What Does Sex Trafficking Really Look Like? A Survivor’s Perspective.

I was listening to Cyntoia Brown speak about her experiences as a teenage sex trafficking victim, and she explained how she did not realize she was a victim at first. In fact, it took her years before she understood she was taken advantage of and harmed by adults. This may fly in the face of what many assume sex trafficking looks like. Yes, sometimes children and teens are kidnapped and endure abuse while physically restrained against their will. But more often, it is a psychological bondage and the threat of violence that keeps girls out there.
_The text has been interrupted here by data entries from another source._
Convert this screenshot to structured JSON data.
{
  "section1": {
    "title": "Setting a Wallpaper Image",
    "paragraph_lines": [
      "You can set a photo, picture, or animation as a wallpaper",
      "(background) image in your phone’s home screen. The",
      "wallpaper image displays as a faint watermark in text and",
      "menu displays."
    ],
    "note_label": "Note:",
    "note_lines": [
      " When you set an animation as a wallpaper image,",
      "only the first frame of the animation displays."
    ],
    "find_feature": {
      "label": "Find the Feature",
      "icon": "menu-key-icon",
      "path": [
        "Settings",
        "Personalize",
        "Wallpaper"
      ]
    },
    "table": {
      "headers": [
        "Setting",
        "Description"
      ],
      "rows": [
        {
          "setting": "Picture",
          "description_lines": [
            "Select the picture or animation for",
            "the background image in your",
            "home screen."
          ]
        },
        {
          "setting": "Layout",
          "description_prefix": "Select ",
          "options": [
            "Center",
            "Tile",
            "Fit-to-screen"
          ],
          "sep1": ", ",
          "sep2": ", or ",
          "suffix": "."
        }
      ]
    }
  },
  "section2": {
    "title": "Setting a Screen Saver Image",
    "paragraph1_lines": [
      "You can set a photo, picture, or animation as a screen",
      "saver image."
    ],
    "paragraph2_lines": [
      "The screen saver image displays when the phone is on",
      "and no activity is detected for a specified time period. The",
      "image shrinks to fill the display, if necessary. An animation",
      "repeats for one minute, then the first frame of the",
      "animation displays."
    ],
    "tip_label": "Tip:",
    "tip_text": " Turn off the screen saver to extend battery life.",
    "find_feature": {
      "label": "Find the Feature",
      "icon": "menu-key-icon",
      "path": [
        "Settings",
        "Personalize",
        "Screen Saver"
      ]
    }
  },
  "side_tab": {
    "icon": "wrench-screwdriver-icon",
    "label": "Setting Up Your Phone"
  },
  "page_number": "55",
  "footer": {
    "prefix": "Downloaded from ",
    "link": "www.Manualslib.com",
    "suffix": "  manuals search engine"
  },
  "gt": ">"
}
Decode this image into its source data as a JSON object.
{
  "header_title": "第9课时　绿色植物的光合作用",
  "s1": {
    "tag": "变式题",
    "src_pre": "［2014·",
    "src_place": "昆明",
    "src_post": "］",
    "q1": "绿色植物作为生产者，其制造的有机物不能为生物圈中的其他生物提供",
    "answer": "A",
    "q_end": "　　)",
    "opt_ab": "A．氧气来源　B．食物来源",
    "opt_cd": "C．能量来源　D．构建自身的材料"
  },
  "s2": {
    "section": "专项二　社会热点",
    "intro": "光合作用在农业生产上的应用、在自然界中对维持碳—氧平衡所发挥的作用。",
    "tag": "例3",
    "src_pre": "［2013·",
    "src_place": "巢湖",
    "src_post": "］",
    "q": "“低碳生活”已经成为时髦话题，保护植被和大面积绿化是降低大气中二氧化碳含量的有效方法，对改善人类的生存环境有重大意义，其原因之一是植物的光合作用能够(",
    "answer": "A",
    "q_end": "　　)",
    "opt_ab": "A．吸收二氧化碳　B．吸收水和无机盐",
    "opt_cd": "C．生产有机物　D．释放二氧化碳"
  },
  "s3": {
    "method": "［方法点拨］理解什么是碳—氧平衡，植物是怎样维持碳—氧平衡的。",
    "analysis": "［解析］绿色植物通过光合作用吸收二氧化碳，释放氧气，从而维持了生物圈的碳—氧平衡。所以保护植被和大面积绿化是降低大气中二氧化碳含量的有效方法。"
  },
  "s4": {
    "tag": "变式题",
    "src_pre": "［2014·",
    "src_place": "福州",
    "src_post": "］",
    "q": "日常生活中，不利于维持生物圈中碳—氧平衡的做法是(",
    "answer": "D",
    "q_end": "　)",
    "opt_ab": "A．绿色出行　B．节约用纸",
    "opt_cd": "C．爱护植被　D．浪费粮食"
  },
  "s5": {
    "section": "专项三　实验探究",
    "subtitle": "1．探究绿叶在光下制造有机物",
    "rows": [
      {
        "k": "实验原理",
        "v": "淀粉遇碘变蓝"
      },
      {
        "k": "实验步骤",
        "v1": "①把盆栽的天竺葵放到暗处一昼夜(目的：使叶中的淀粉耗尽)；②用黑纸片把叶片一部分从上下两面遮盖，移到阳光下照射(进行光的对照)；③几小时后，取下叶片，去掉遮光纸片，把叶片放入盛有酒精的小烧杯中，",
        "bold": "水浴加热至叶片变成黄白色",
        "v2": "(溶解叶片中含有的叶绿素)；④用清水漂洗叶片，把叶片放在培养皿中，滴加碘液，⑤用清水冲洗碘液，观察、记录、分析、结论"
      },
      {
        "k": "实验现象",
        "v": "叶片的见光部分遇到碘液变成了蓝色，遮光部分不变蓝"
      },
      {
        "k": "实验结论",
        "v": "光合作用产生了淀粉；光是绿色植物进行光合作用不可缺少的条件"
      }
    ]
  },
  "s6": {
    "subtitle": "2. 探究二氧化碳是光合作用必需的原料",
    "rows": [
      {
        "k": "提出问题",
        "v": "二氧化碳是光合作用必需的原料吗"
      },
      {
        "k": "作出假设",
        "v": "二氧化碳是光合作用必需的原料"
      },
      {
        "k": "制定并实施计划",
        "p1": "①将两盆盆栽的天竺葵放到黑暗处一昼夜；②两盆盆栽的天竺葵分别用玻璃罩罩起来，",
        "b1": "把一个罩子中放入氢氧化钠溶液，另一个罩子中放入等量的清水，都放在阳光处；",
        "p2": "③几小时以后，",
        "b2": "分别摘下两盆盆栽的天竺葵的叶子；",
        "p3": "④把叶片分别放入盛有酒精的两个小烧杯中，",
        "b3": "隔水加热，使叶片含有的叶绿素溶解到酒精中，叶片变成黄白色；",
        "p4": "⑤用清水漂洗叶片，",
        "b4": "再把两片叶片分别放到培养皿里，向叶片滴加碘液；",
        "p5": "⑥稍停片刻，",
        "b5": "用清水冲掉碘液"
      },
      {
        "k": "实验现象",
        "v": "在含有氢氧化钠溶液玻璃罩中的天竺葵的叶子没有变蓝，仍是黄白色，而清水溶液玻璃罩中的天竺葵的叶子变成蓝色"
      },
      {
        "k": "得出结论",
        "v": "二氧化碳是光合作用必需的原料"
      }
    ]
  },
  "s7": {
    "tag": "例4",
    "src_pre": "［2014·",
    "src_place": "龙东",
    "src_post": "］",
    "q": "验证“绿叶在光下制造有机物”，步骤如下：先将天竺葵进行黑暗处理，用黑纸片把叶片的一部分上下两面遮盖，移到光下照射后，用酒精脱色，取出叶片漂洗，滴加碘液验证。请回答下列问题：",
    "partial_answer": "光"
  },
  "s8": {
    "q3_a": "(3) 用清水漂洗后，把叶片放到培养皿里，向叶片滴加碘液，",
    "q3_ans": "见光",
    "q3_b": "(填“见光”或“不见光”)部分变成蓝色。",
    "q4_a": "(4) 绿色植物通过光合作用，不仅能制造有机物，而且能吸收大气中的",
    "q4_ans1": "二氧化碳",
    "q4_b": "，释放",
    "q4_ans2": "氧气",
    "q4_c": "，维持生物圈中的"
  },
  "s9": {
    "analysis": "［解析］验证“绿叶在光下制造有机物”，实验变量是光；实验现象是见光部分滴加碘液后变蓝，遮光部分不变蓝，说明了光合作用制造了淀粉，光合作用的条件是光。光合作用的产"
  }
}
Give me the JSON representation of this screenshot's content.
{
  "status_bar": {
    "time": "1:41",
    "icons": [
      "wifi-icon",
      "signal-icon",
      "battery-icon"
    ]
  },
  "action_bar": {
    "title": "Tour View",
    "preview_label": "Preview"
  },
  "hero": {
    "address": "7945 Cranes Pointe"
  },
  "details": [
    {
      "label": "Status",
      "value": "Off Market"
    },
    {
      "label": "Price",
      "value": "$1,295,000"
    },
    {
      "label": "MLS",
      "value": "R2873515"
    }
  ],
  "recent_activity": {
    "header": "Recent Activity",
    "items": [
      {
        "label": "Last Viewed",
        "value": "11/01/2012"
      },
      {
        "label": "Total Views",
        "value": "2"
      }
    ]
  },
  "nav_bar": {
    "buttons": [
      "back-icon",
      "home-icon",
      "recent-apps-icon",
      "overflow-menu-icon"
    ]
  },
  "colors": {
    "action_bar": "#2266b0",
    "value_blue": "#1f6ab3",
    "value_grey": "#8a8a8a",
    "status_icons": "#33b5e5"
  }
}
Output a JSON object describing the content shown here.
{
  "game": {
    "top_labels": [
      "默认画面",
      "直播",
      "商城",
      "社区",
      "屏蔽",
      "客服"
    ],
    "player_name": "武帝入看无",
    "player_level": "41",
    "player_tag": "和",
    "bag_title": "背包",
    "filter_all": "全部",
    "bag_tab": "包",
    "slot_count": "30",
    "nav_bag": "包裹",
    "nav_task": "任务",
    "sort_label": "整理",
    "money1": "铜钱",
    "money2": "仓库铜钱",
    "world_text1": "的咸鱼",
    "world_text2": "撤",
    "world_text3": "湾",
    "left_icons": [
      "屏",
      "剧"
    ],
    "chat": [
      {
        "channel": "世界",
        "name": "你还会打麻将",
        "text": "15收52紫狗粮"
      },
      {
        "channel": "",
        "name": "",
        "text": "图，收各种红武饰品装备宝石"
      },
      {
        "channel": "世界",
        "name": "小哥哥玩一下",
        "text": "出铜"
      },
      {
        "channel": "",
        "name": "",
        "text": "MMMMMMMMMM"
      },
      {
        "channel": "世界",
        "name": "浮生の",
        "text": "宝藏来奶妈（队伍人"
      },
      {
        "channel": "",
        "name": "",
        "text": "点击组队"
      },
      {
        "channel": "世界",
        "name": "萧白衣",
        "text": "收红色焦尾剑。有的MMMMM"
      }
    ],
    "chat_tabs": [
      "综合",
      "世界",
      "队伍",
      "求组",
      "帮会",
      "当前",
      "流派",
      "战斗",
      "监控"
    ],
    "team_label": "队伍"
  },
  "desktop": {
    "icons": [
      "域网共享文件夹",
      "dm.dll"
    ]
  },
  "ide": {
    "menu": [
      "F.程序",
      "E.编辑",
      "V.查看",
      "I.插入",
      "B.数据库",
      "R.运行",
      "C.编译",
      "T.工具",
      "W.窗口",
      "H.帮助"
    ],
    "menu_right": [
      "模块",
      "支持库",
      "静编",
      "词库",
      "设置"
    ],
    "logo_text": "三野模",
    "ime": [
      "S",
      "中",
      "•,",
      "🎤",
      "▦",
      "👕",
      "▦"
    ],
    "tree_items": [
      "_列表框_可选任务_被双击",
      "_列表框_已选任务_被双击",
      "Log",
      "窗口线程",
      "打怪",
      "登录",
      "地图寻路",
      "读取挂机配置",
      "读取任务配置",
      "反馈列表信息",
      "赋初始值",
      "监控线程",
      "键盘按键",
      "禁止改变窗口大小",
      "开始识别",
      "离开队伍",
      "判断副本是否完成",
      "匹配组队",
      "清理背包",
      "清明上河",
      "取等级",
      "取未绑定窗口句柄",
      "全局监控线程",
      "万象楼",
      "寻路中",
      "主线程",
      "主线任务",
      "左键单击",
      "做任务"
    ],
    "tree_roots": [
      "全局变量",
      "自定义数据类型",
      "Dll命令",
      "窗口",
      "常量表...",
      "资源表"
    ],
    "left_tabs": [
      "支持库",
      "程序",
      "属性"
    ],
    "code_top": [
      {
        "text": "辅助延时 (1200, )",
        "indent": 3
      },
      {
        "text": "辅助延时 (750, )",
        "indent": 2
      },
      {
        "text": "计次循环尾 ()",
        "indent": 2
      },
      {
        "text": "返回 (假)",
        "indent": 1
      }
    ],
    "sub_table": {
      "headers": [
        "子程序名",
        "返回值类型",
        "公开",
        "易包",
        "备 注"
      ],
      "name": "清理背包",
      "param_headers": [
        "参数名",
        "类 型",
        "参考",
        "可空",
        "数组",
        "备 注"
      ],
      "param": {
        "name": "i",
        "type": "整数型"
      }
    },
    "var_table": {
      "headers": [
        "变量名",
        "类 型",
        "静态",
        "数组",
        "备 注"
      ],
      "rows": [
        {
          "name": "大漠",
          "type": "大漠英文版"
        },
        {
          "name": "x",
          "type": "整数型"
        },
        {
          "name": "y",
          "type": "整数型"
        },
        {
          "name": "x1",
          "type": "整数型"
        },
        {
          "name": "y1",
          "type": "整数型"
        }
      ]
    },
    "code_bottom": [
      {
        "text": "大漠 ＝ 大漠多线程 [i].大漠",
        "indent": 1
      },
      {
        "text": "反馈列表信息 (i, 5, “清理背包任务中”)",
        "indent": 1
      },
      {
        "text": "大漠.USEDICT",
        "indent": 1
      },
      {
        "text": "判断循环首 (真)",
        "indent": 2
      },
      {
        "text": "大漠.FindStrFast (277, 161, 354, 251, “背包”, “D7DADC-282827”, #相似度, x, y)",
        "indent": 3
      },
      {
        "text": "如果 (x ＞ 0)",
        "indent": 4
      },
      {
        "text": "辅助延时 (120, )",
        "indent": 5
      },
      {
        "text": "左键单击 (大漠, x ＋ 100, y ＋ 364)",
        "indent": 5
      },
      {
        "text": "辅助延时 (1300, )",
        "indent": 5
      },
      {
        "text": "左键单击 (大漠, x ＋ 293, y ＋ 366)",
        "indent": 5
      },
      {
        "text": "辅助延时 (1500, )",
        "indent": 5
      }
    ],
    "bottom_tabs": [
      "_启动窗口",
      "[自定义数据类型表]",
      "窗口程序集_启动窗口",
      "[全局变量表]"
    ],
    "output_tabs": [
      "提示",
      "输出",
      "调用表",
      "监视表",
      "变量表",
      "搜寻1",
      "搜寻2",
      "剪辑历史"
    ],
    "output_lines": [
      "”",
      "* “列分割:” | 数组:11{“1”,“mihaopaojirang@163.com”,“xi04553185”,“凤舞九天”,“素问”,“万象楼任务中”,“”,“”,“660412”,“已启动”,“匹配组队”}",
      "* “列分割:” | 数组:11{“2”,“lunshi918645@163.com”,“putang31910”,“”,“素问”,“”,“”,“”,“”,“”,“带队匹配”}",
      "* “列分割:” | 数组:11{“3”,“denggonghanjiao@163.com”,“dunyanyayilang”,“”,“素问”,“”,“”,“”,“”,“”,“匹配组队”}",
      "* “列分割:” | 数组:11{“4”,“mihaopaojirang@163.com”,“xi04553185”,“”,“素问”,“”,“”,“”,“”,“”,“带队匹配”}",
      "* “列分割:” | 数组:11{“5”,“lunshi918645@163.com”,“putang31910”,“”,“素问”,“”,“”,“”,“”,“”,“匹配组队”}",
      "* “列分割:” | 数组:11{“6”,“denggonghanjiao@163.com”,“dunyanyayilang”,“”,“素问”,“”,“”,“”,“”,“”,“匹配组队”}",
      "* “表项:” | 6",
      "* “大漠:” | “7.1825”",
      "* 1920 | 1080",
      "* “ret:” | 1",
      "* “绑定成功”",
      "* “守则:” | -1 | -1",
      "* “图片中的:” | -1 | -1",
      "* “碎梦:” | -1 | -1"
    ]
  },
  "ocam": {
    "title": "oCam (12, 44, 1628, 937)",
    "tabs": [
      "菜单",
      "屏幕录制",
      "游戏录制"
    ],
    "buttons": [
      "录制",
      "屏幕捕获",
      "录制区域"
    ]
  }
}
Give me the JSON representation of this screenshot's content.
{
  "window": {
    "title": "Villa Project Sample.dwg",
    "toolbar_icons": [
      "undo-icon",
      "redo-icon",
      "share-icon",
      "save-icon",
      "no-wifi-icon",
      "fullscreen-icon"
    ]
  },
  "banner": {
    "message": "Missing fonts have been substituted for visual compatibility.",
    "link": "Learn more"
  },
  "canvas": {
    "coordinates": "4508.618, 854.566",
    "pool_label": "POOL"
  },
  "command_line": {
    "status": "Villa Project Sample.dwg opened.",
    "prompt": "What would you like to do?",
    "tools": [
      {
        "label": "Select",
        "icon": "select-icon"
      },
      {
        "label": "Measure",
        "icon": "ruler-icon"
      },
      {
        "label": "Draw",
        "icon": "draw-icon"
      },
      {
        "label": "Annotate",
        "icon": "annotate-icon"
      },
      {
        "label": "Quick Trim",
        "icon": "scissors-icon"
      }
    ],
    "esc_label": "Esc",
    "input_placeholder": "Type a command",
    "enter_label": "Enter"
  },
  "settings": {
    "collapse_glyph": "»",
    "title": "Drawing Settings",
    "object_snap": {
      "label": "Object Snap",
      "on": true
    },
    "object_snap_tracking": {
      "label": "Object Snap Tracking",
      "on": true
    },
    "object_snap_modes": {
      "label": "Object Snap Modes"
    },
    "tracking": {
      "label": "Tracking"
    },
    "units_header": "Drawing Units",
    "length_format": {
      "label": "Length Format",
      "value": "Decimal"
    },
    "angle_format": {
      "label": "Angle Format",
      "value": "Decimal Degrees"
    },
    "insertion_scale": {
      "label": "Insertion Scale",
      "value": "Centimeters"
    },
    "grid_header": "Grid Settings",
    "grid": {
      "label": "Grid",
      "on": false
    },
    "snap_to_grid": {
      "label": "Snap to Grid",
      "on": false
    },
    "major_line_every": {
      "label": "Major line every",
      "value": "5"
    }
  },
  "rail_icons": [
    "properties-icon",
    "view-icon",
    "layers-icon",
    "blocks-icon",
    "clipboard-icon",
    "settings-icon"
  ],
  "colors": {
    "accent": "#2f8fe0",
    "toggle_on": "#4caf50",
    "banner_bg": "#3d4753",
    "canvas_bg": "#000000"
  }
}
It is confusing to be given things you need, like food and clothes, and to be told that you are being cared for by men who then exploit you. I had more than one “john” tell me that I was beautiful, and seemed like a nice girl, and they hope I get clean. Yet, they were happy to take advantage of my addiction and circumstances. One man chastised me about my behavior, saying he had a daughter my age, right before he raped me. I was 16.

A picture of me from this time as a teen

Cyntoia thought the man who was pimping her out was her boyfriend. She took responsibility for what she believed to be her free choice to engage in “sex work”. Adults manipulate young minds for their own gain. I thought I was very mature for my age, and that was why adults were interested in me. I thought I could handle myself, and so I blamed myself whenever things went badly and I got hurt. I was too young to realize the vast difference in maturity between myself as a teenager, and the men who abused me. I believed I was at fault.

Now I am 31 years old, and a mother. I see clearly how easy it is to gain control over vulnerable youth. I realize how normal adults would never seek sexual relationships with young teens. It wasn’t possible for me to know this as a teen, because I lacked the perspective that only age can give. I know how I treat teens, and cannot fathom taking advantage of a young person. I blamed myself for making poor choices, but the adults who decided to use me are responsible for their abuse. I would try to help a teen who is addicted, on the street, mentally ill, etc. That is what good people do. \

It may surprise people to hear that the vast majority of the men who sexually exploited me by paying me for sex, were otherwise average guys. Blue collar workers on their break, patrolling the streets for underage girls. White collar workers who pay for sex before going out with their family on sunday afternoons. By and large, middle and upper middle class men who have no problem driving into destitute neighborhoods to find desperate girls and women. I have seen businessmen, doctors, lawyers, construction workers, and even police officers. They go from abusing us, back to their workplace, their homes, their communities. They don’t wear signs declaring they are abusers of girls and women. They blend right in. This is one reason why I keep my kids close.

I have very deep concerns about the increasing pornification of our culture, and this push to declare “sex work” to be “just like any other job”. We can address the issues surrounding the legality of prostitution without gaslighting girls into thinking it’s “just a job”. We all know it isn’t. We need to protect the youth who are struggling, and we need to call out and hold accountable the men who exploit them. I am adding my voice because I care about those girls, and I care about the women who carry the scars from this life. Every day I feel more and more free, but it took a lot to break away from that life.